Quarter of firms poised to scrap final salary pensions
A quarter of British companies offering generous final salary pensions to their workers plan to scrap them within five years, according to a new survey.
The poll by the National Association of Pension Funds comes in the wake of the Co-operative group announcing it plans to scrap its scheme and retailer Arcadia telling its workers they must work another five years to get theirs.
The survey has also revealed the extent to which final salary schemes have disappeared since the start of the millennium.
The proportion of private sector final salary, or defined benefit, schemes, whether open or closed to new members, had fallen from 78 per cent in 1999 to 49 per cent last year.
Thirty seven organisations reported having closed their final salary scheme to new members within the past 12 months, an almost identical figure on last year's survey.
Just 43 per cent of private sector final salary schemes were still open to new members, and 70 per cent of closed defined benefit schemes had closed within the past two years.
A total of 80 of the organisations polled – a quarter – said they expected to close their final salary scheme either just to new entrants or completely within the next five years, said NAPF.
NAPF chief executive Christine Farnish said: "The survey reinforces NAPF's belief that retirement provision through the workplace must be at the heart of the UK's strategy for addressing the ageing population, but that improved incentives (as well as the removal of disincentives) are needed if the recent decline in occupational pensions is not to continue.

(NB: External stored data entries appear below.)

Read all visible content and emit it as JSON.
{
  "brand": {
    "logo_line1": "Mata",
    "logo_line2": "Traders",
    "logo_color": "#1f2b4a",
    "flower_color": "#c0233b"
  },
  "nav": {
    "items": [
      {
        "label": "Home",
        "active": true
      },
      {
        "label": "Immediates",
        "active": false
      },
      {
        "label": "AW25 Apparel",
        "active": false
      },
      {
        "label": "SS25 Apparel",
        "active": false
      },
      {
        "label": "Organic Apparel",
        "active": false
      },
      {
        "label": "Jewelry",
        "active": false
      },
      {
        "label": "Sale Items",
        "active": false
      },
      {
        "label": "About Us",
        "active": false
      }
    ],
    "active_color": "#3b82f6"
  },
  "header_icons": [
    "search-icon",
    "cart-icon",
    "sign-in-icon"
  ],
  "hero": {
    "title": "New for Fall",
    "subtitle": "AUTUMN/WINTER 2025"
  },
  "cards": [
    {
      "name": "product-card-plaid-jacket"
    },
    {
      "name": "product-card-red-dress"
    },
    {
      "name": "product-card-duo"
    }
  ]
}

"While it is right that attention focuses on how we can secure adequate retirement incomes for future generations, companies must also manage the cost of pension promises that have already been made," she added.
Yet more evidence of the scale of the financial challenge facing UK companies has also emerged with the publication of figures suggesting the pensions' shortfall being faced by the top UK companies could be as much as £150m, three times what was previously thought.
The research by the Pensions Board, which advises the government on behalf of the actuarial industry, warned that FTSE-100 companies had significantly underestimated the costs of "buying out" their pensions liabilities.
This in turn has come on the back on figures published last week by consultancy Mercer suggesting the total pension deficit for FTSE-350 companies increased from £75bn to £93bn between 2004 and 2005.